Volker Kersting: Nein, wir arbeiten sehr gut mit dem Mainzer Kolping-Haus zusammen, sind aber der Meinung, dass die Nähe zu den Eltern und dem Elternhaus auch wichtig ist. Viele Aspekte eines Internats finden sie auch im Betreuungsangebot des NLZ wieder.

Als verantwortlicher Leiter müssen sie doch Fachmann in den verschiedensten Bereichen sein: Fußball, Sportwissenschaften, Pädagogik, Jugendpsychologie, Management, europäisches Arbeitsrecht – wie haben Sie das geschafft?

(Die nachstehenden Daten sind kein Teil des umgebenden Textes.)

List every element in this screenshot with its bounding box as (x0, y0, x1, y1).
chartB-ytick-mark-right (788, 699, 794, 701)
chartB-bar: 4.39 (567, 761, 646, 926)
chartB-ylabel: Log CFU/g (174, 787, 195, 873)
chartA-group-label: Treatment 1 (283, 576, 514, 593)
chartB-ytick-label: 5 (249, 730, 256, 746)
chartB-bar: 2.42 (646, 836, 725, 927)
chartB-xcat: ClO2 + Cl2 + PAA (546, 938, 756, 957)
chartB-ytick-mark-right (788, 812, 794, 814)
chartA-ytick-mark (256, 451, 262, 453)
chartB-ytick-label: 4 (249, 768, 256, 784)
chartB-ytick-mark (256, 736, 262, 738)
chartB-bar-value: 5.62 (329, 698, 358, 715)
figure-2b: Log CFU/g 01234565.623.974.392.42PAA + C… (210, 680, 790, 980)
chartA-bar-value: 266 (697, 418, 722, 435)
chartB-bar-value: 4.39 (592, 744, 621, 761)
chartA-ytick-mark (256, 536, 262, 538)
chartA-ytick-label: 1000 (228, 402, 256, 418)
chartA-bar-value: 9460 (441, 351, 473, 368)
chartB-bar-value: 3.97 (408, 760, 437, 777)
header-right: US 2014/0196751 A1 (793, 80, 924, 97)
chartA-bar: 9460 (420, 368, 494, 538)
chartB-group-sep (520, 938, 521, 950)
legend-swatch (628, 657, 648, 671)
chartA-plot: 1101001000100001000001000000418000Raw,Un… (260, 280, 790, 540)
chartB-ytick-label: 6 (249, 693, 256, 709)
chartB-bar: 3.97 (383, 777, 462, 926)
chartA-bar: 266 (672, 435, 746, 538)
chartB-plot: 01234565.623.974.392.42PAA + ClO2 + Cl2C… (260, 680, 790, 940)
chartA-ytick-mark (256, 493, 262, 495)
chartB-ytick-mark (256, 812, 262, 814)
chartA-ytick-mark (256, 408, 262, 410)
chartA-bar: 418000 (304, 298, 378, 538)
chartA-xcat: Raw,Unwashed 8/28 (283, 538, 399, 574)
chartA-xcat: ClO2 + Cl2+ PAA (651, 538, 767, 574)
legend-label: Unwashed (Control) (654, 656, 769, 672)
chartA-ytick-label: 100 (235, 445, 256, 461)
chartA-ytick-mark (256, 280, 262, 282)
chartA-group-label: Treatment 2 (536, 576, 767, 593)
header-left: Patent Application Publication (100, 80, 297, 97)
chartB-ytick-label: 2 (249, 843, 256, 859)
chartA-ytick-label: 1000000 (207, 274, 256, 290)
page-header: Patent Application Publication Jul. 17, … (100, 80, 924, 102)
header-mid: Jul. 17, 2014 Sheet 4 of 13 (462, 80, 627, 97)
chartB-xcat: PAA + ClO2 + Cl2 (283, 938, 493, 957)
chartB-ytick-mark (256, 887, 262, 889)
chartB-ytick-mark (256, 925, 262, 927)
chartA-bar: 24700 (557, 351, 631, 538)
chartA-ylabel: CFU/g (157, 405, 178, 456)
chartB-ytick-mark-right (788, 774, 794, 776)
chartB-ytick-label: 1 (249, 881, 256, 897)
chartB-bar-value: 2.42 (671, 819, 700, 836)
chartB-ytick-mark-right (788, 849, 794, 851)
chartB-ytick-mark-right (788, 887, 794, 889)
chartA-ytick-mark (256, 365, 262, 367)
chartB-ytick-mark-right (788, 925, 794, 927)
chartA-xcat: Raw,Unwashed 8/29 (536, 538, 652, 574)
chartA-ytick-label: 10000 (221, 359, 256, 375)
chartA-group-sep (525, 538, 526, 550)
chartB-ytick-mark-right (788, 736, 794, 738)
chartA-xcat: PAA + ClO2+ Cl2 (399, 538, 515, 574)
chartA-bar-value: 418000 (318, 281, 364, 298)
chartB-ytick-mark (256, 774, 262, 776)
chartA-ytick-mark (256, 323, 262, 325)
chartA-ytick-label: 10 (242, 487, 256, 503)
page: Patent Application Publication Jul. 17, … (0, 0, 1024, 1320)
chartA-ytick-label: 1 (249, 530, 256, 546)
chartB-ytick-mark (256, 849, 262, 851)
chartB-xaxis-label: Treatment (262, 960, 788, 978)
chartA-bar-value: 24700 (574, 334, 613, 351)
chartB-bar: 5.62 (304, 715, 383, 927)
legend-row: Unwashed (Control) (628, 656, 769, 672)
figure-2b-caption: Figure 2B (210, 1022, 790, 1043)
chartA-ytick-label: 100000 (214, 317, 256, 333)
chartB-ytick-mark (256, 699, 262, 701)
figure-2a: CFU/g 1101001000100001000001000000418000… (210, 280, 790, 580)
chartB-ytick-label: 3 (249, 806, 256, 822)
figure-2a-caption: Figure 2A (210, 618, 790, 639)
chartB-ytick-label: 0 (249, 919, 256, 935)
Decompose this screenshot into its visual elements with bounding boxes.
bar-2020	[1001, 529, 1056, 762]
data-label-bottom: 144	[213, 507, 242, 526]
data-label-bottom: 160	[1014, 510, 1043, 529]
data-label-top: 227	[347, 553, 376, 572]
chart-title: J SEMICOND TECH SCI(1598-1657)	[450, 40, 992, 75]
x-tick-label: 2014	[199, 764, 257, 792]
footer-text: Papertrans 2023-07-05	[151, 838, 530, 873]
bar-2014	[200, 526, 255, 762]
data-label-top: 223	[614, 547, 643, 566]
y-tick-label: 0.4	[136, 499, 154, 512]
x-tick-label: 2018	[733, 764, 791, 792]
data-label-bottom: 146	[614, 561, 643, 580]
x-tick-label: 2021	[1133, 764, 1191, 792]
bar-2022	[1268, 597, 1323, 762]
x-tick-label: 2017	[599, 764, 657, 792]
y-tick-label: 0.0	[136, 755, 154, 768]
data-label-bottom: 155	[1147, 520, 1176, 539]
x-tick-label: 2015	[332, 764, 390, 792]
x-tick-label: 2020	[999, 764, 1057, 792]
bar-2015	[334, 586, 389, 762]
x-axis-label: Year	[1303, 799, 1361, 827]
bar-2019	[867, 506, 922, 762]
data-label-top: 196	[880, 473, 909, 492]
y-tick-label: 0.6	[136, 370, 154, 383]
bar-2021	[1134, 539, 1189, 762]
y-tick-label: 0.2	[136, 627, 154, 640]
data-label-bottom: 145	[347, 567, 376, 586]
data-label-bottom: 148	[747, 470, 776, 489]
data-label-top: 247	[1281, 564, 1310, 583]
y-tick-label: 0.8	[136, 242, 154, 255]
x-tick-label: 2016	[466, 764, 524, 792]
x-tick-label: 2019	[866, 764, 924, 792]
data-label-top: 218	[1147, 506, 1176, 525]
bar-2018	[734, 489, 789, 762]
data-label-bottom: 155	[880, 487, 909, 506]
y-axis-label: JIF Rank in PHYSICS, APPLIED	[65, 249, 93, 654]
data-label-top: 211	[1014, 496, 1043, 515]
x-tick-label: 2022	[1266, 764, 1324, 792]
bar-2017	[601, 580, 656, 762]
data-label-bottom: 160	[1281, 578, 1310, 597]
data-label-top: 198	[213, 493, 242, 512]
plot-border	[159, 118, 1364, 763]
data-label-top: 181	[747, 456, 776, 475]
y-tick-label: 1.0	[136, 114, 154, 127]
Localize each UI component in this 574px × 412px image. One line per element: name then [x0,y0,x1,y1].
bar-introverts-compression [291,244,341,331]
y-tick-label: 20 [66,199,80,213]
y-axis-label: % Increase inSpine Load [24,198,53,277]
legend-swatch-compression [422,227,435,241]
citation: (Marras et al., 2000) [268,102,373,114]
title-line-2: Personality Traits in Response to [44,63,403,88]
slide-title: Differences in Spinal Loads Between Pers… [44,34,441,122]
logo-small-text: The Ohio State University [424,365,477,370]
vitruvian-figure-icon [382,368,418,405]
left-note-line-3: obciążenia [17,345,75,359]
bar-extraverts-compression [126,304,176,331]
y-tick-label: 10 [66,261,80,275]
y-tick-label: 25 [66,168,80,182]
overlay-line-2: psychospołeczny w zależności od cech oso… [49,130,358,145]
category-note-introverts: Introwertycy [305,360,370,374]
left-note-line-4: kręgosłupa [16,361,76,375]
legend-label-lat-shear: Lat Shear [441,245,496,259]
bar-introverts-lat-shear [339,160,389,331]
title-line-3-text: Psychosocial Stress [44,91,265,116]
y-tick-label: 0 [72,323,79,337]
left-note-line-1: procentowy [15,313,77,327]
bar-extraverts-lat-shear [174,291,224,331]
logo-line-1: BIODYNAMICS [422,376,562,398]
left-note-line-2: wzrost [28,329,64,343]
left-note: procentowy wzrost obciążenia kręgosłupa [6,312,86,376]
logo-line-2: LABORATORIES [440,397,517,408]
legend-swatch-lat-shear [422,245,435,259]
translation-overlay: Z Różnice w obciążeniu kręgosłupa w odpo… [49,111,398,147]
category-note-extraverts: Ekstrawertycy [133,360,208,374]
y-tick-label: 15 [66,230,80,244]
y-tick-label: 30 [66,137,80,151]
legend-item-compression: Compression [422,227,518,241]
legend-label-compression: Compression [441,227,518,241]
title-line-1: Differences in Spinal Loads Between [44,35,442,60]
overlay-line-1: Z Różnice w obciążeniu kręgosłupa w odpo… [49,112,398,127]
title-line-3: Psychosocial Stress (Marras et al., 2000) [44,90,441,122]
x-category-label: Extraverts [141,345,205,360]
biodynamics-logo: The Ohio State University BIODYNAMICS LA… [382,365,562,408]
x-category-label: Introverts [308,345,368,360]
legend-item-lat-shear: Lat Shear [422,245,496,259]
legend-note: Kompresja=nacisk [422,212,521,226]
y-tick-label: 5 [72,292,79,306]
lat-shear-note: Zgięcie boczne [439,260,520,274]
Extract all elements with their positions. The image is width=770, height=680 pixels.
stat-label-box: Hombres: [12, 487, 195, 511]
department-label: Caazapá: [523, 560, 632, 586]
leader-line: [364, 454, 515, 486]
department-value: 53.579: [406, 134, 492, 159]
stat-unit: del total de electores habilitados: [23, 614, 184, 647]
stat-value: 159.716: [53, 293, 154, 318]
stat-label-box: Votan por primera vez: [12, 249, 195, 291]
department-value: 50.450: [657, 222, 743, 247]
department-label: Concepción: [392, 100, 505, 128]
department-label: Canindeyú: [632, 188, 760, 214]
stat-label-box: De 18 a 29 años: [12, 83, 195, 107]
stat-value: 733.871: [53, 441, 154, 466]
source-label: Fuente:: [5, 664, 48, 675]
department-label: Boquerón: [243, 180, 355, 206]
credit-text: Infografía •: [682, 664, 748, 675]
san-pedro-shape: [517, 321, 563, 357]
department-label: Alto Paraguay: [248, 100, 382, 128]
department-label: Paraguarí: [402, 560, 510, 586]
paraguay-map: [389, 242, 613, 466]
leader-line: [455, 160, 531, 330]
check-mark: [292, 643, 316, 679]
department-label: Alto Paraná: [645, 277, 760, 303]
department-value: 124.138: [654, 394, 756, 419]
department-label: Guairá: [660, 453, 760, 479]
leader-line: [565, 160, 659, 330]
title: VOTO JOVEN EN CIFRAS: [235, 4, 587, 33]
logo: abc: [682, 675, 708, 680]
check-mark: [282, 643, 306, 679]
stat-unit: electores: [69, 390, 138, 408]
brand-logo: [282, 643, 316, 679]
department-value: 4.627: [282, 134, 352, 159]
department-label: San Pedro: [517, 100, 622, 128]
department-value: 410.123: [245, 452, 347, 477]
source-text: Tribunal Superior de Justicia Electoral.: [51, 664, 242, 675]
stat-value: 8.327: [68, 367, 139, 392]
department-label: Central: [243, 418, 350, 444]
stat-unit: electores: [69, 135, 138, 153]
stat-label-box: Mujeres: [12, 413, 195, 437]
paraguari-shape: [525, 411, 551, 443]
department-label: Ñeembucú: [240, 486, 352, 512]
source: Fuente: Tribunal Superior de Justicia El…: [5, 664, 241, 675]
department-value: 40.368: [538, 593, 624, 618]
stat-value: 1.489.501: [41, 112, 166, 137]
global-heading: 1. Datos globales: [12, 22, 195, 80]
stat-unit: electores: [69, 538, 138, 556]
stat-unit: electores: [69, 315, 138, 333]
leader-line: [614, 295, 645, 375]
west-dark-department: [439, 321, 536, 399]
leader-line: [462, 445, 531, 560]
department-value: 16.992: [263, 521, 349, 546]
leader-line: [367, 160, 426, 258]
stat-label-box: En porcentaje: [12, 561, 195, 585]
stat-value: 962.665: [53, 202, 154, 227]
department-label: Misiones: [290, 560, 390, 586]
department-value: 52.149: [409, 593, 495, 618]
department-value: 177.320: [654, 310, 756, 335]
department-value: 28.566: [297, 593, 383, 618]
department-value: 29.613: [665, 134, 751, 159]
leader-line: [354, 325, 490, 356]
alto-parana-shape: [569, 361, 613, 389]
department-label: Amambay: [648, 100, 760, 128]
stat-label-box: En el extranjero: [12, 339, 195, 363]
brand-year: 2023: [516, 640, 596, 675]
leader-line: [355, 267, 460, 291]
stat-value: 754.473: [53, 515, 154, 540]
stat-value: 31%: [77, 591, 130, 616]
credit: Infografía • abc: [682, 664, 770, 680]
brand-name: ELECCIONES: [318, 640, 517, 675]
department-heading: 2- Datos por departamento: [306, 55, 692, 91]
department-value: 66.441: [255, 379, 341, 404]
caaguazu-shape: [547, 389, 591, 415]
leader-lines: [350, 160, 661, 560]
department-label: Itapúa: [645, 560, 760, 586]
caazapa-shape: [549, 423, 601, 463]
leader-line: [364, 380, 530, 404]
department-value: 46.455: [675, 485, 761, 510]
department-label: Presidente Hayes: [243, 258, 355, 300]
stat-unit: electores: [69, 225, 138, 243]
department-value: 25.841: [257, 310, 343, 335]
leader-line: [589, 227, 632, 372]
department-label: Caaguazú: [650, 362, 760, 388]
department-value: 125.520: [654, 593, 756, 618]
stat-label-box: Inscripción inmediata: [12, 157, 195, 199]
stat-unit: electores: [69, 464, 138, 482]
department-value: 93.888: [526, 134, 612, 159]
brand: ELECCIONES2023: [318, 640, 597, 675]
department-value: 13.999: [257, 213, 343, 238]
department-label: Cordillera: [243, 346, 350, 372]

Volker Kersting: Ich bin breit aufgestellt und in vieles reingewachsen bzw. mitgewachsen. Außerdem habe ich ein großes Team, das mich sehr gut unterstützt. Klar: Wir stehen ständig vor neuen Herausforderungen in unserem Zentrum.

Um wie viele Spieler und Teams müssen Sie sich zurzeit kümmern?

Volker Kersting: Wir haben zehn Mannschaften im Juniorenbereich – von der U 9 bis zur U 19 – außerdem noch unsere U 23. Aktuell bilden wir etwa 200 Jugendliche und junge Erwachsene in unserem Leistungszentrum aus. Dazu kommen noch die »05er Fußballschule« und diverse Sichtungsmaßnahmen.




Die U 9 sind die Jüngsten – wie kommt jetzt ein junger Fußball in dieses Team?

Wir bieten für diese Altersstufe Schnuppertrainings-Einheiten an, für die sich jeder (über das Internet) anmelden kann. Daneben haben wir noch unser U 8 Perspektivteam, das ins wöchentliche Fördertraining kommt. Im Sommer finden außerdem die »Mini-Kicker-Tage« statt. Hierzu können sich Spieler aus den Bereichen U 8 / U 9 anmelden, einen Trainingstag bei uns erleben und sich dabei für eines unserer Teams empfehlen.

Da ist immer Eigeninitiative von Seiten der Kids gefragt. Hat Mainz 05 auch Scouts, die sich nach Nachwuchsspielern um­sehen?

Selbstverständlich. Die Arbeit unserer Scouts beschränkt sich aber zunächst einmal auf die Region um Mainz und beginnt im Bereich U 10 / U 11. Hierbei legen wir großen Wert auf die Zusammenarbeit mit den Eltern und den Vereinen vor Ort.

Was hat man da konkret unter »Region« zu verstehen?

Das steigert sich: bei U 10 / U 12 haben wir einen Radius von rund 50 km um die Stadt, bei U 14 dann schon bis zu 250 km. Darüber hinaus gehen wir nicht – wir sind auch bei den Älteren nicht bundesweit tätig. Sie haben sich vor einiger Zeit kritisch über einige Spielervermittler geäußert. Ja, es kommt leider immer wieder vor, dass die jungen Spieler über die sozialen Medien in eindeutiger Absicht kontaktiert werden. Man will die Jungs durch Beraterverträge binden oder aber, im Extremfall, abwerben. Eine höchst fragwürdige Praxis. Hier ist es wichtig, dass alle Profivereine an einem Strang ziehen – dazu sind wir alle moralisch verpflichtet.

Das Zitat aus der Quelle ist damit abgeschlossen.